Description
This paper aims to highlight a new issue in development studies, an issue that the author terms “irony of facilitation”. We define the term and examine two recent arguments in participatory development studies: the tyranny critique and the post-tyranny approach.
These two approaches focus on two questions: first, whether citizens of developing countries can be self-reliant in managing their development organizations; and second, whether development agencies should facilitate local citizen’s organization management.

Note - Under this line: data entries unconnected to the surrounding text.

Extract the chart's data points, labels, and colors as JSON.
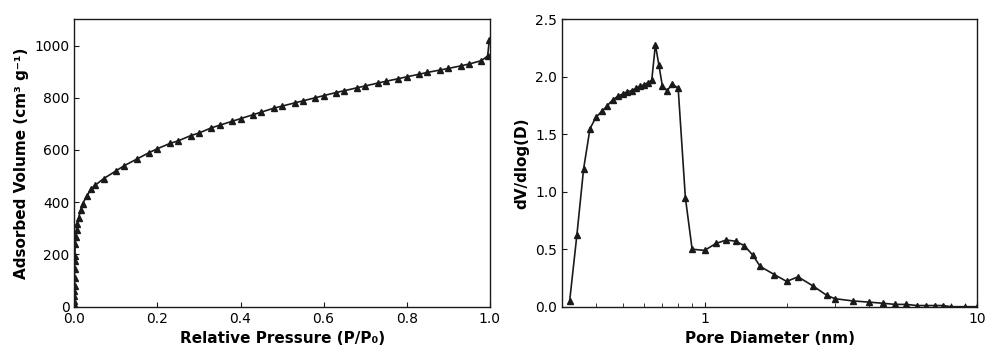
{
  "line_color": "#1a1a1a",
  "marker": "^",
  "markersize": 5,
  "linewidth": 1.2,
  "figure_bg": "#ffffff",
  "axes_bg": "#ffffff",
  "tick_color": "#1a1a1a",
  "label_fontsize": 11,
  "tick_fontsize": 10,
  "left": {
    "xlabel": "Relative Pressure (P/P₀)",
    "ylabel": "Adsorbed Volume (cm³ g⁻¹)",
    "xlim": [
      0.0,
      1.0
    ],
    "ylim": [
      0,
      1100
    ],
    "yticks": [
      0,
      200,
      400,
      600,
      800,
      1000
    ],
    "xticks": [
      0.0,
      0.2,
      0.4,
      0.6,
      0.8,
      1.0
    ],
    "x": [
      1e-06,
      5e-06,
      1e-05,
      3e-05,
      7e-05,
      0.0001,
      0.0002,
      0.0003,
      0.0005,
      0.0008,
      0.001,
      0.002,
      0.003,
      0.005,
      0.007,
      0.01,
      0.015,
      0.02,
      0.03,
      0.04,
      0.05,
      0.07,
      0.1,
      0.12,
      0.15,
      0.18,
      0.2,
      0.23,
      0.25,
      0.28,
      0.3,
      0.33,
      0.35,
      0.38,
      0.4,
      0.43,
      0.45,
      0.48,
      0.5,
      0.53,
      0.55,
      0.58,
      0.6,
      0.63,
      0.65,
      0.68,
      0.7,
      0.73,
      0.75,
      0.78,
      0.8,
      0.83,
      0.85,
      0.88,
      0.9,
      0.93,
      0.95,
      0.98,
      0.995,
      0.999
    ],
    "y": [
      0,
      5,
      10,
      20,
      40,
      60,
      80,
      110,
      145,
      175,
      195,
      240,
      265,
      295,
      315,
      340,
      370,
      395,
      425,
      450,
      465,
      490,
      520,
      540,
      565,
      590,
      605,
      625,
      635,
      655,
      665,
      685,
      695,
      710,
      720,
      735,
      745,
      760,
      768,
      780,
      788,
      800,
      808,
      820,
      827,
      838,
      845,
      856,
      863,
      873,
      880,
      890,
      897,
      906,
      912,
      922,
      929,
      942,
      960,
      1020
    ]
  },
  "right": {
    "xlabel": "Pore Diameter (nm)",
    "ylabel": "dV/dlog(D)",
    "xlim_log": [
      0.3,
      10
    ],
    "ylim": [
      0.0,
      2.5
    ],
    "yticks": [
      0.0,
      0.5,
      1.0,
      1.5,
      2.0,
      2.5
    ],
    "x": [
      0.32,
      0.34,
      0.36,
      0.38,
      0.4,
      0.42,
      0.44,
      0.46,
      0.48,
      0.5,
      0.52,
      0.54,
      0.56,
      0.58,
      0.6,
      0.62,
      0.64,
      0.66,
      0.68,
      0.7,
      0.73,
      0.76,
      0.8,
      0.85,
      0.9,
      1.0,
      1.1,
      1.2,
      1.3,
      1.4,
      1.5,
      1.6,
      1.8,
      2.0,
      2.2,
      2.5,
      2.8,
      3.0,
      3.5,
      4.0,
      4.5,
      5.0,
      5.5,
      6.0,
      6.5,
      7.0,
      7.5,
      8.0,
      9.0,
      10.0
    ],
    "y": [
      0.05,
      0.62,
      1.2,
      1.55,
      1.65,
      1.7,
      1.75,
      1.8,
      1.83,
      1.85,
      1.87,
      1.88,
      1.9,
      1.92,
      1.93,
      1.95,
      1.97,
      2.28,
      2.1,
      1.92,
      1.88,
      1.94,
      1.9,
      0.95,
      0.5,
      0.49,
      0.55,
      0.58,
      0.57,
      0.53,
      0.45,
      0.35,
      0.28,
      0.22,
      0.26,
      0.18,
      0.1,
      0.07,
      0.05,
      0.04,
      0.03,
      0.02,
      0.02,
      0.01,
      0.01,
      0.01,
      0.01,
      0.0,
      0.0,
      0.0
    ]
  }
}
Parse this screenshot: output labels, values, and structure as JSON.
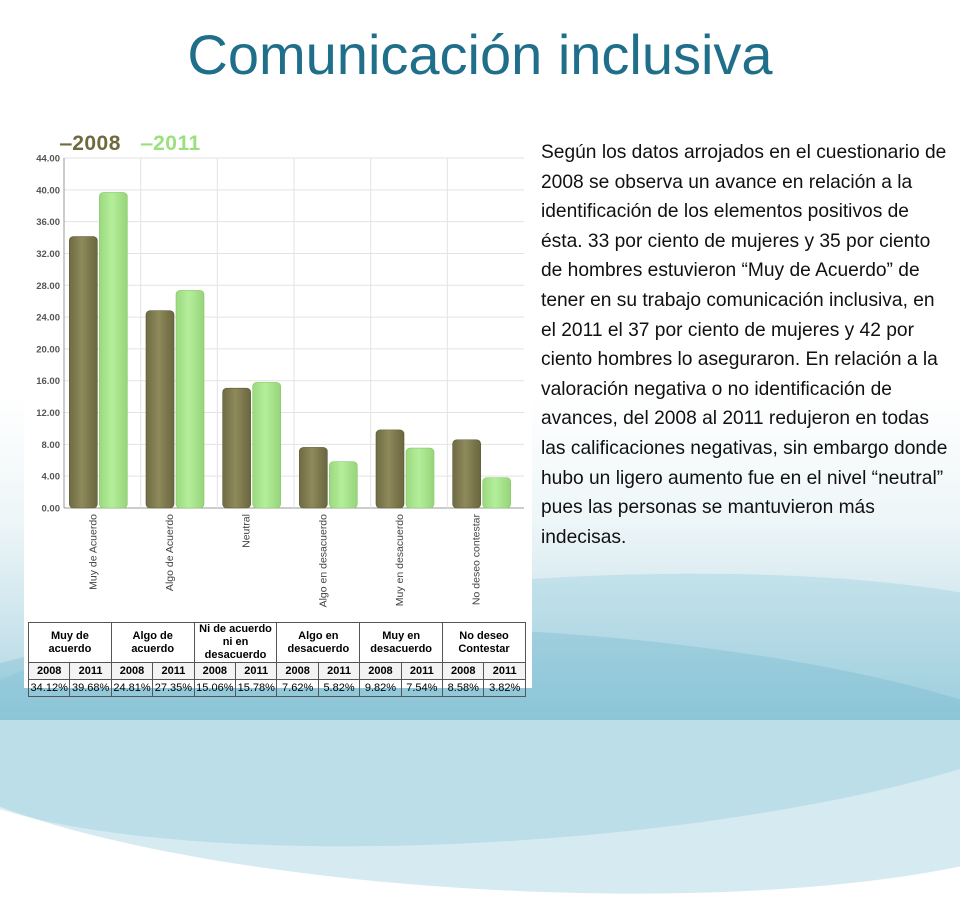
{
  "title": "Comunicación inclusiva",
  "legend": [
    "2008",
    "2011"
  ],
  "colors": {
    "title": "#1f6f8b",
    "series_2008": "#8e8a5c",
    "series_2011": "#b5ee9a"
  },
  "table": {
    "headers": [
      "Muy de acuerdo",
      "Algo de acuerdo",
      "Ni de acuerdo ni en desacuerdo",
      "Algo en desacuerdo",
      "Muy en desacuerdo",
      "No deseo Contestar"
    ],
    "years": [
      "2008",
      "2011"
    ],
    "values": [
      [
        "34.12%",
        "39.68%"
      ],
      [
        "24.81%",
        "27.35%"
      ],
      [
        "15.06%",
        "15.78%"
      ],
      [
        "7.62%",
        "5.82%"
      ],
      [
        "9.82%",
        "7.54%"
      ],
      [
        "8.58%",
        "3.82%"
      ]
    ]
  },
  "paragraph": "Según los datos arrojados en el cuestionario de 2008 se observa un avance en relación a la identificación de los elementos positivos de ésta. 33 por ciento de mujeres y 35 por ciento de hombres estuvieron “Muy de Acuerdo” de tener en su trabajo comunicación inclusiva, en el 2011 el 37 por ciento  de mujeres y 42 por ciento hombres lo aseguraron.  En relación a la valoración negativa o no identificación de avances, del 2008 al 2011 redujeron en todas las calificaciones negativas, sin embargo donde hubo un ligero aumento fue en el nivel “neutral” pues las personas se mantuvieron más indecisas.",
  "chart_data": {
    "type": "bar",
    "categories": [
      "Muy de Acuerdo",
      "Algo de Acuerdo",
      "Neutral",
      "Algo en desacuerdo",
      "Muy en desacuerdo",
      "No deseo contestar"
    ],
    "series": [
      {
        "name": "2008",
        "values": [
          34.12,
          24.81,
          15.06,
          7.62,
          9.82,
          8.58
        ]
      },
      {
        "name": "2011",
        "values": [
          39.68,
          27.35,
          15.78,
          5.82,
          7.54,
          3.82
        ]
      }
    ],
    "yticks": [
      "0.00",
      "4.00",
      "8.00",
      "12.00",
      "16.00",
      "20.00",
      "24.00",
      "28.00",
      "32.00",
      "36.00",
      "40.00",
      "44.00"
    ],
    "ylim": [
      0,
      44
    ],
    "grid": true,
    "legend_position": "top-left"
  }
}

The tyranny critique argues that agencies stifle autonomous participation when they lead development projects.
The post-tyranny approach counters this, positing that technocratic facilitation by development agencies encourages people’s sense of citizenship and that this growing citizenship in turn increases individuals’ autonomous participation.
Here, the author describes the irony of facilitation that underlies the tyranny critique, which holds that all types of facilitation discourage citizenship and lead to non-autonomous governance.
To grasp such logic empirically, this paper uses theories and perspectives from development sociology to examine a case study the author found during field work in Bangladesh.
A Bangladeshi nongovernmental organization (NGO) faced loan-delinquency among village organization members in the local microcredit program.
The reason for their delinquency was found to lie in the NGO workers’ facilitation.
From analysis of this case, the author makes the preliminary conclusion that an irony emerges when local people access development programs.
Rather than facilitating local development, these programs instead subordinate the people to subsistence ethic, with counterproductive results.